Lending Works is leaving the peer-to-peer lending sector after nearly eight years.
The P2P consumer lending platform, which has lent £240.3m to date, will no longer be accepting any new money from retail investors, and those who already have money invested in loans will continue to receive repayments until their balance is fully repaid.
Lending Works has cited market dynamics, the pandemic as well as waning retail interest and will now focus on institutional funding lines and embedded finance.
Here Peer2Peer Finance News summarises significant milestones and events from its history.
Lending Works was founded by chief executive Nick Harding and a team of experts from the banking, accountancy and finance industries in January 2014 after completing a pre-launch funding round of £3.5m from venture capital and angel investors.
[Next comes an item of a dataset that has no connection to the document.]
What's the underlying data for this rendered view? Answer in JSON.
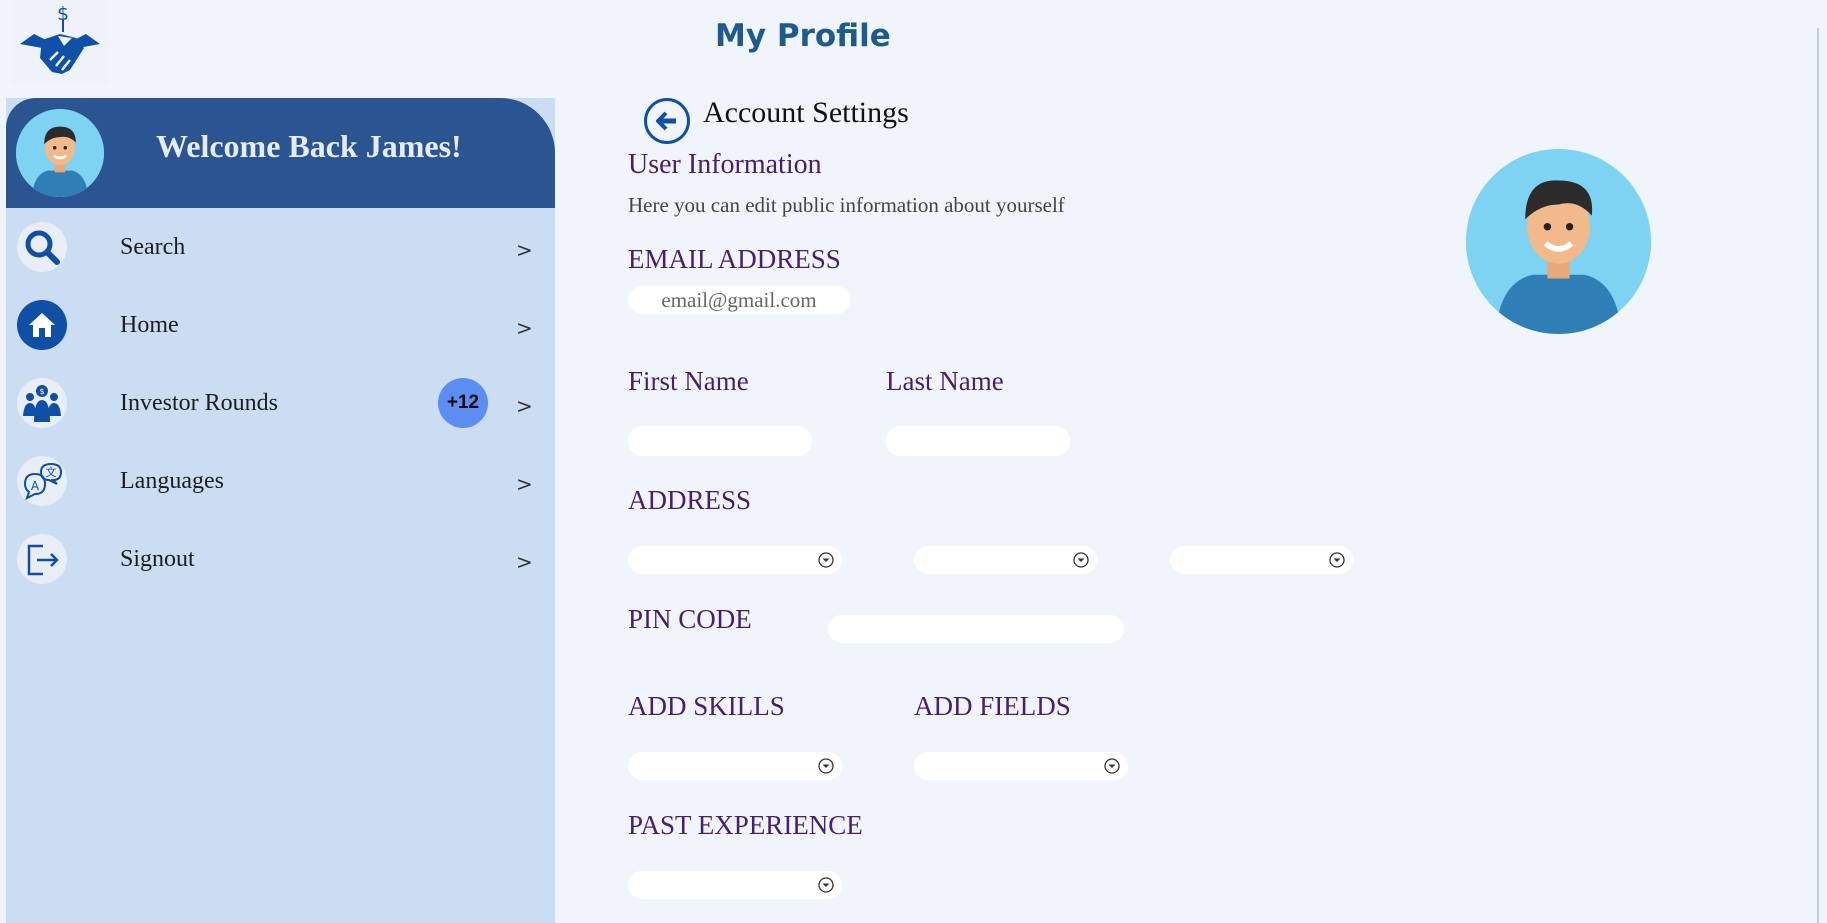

The platform was the first to incorporate an insurance element. It launched with the ‘Lending Works Shield’, which includes a reserve fund, borrower default insurance and fraud and cyber-crime insurance. In September 2014, the P2P lender joined the industry’s trade body the Peer-to-Peer Finance Association (P2PFA).
Lending Works achieved a stellar 2015 and announced in June it was celebrating a record first half of the year after lending over £10m to date with over half of this deployed in the first six months.
Furthermore, the number of new lenders joining the platform since January was greater than the total figure that joined in 2014.
Then in December, the platform was authorised as an ISA manager by HMRC and set out its plans to launch an Innovative Finance ISA (IFISA) the following year.
The IFISA launch came in February 2017 when Lending Works became the first P2PFA member to introduce the tax-wrapper.
In April, Lending Works hit the £50m funding milestone and also said that it has reached the 10,000 client landmark.
The platform raised its minimum investments from £10 to £100 to make it easier to cope with the level of transactions and updated its two flagship investment products with new features, renaming its three-year account the flexible account and five-year account the growth account.
It also unveiled plans to reduce interest rates and put more money into its Shield contingency fund to make the platform more resilient.
Lending Works was a founding member of the 36H Group when it launched in January last year following the disbanding of the P2PFA.
During the pandemic Lending Works stopped all new retail investor signups, all investments from new or existing customers, and all new loan issuances from April 2020 to January 2021 after extending this normalisation period of 90 days twice.
In October 2020, the platform introduced a period of negative interest rates, so that it could channel more money into its provision fund to mitigate against anticipated higher credit losses.
In July, the P2P lender was acquired by alternative investment manager Intriva Capital and said following this it planned to double staff and target £1bn in lending.
In April, the platform said it would continue implementing negative interest rates, but at a reduced amount, on certain cohorts while starting to pay interest on other loans. Then in October the P2P lender revealed that its expected annual losses and returns have remained stable while negative rates are still required in two of its loan cohorts.
In September, Lending Works hired eight new staff members as it looked forward to growing its loan volumes before announcing its P2P exit on 15 December 2021.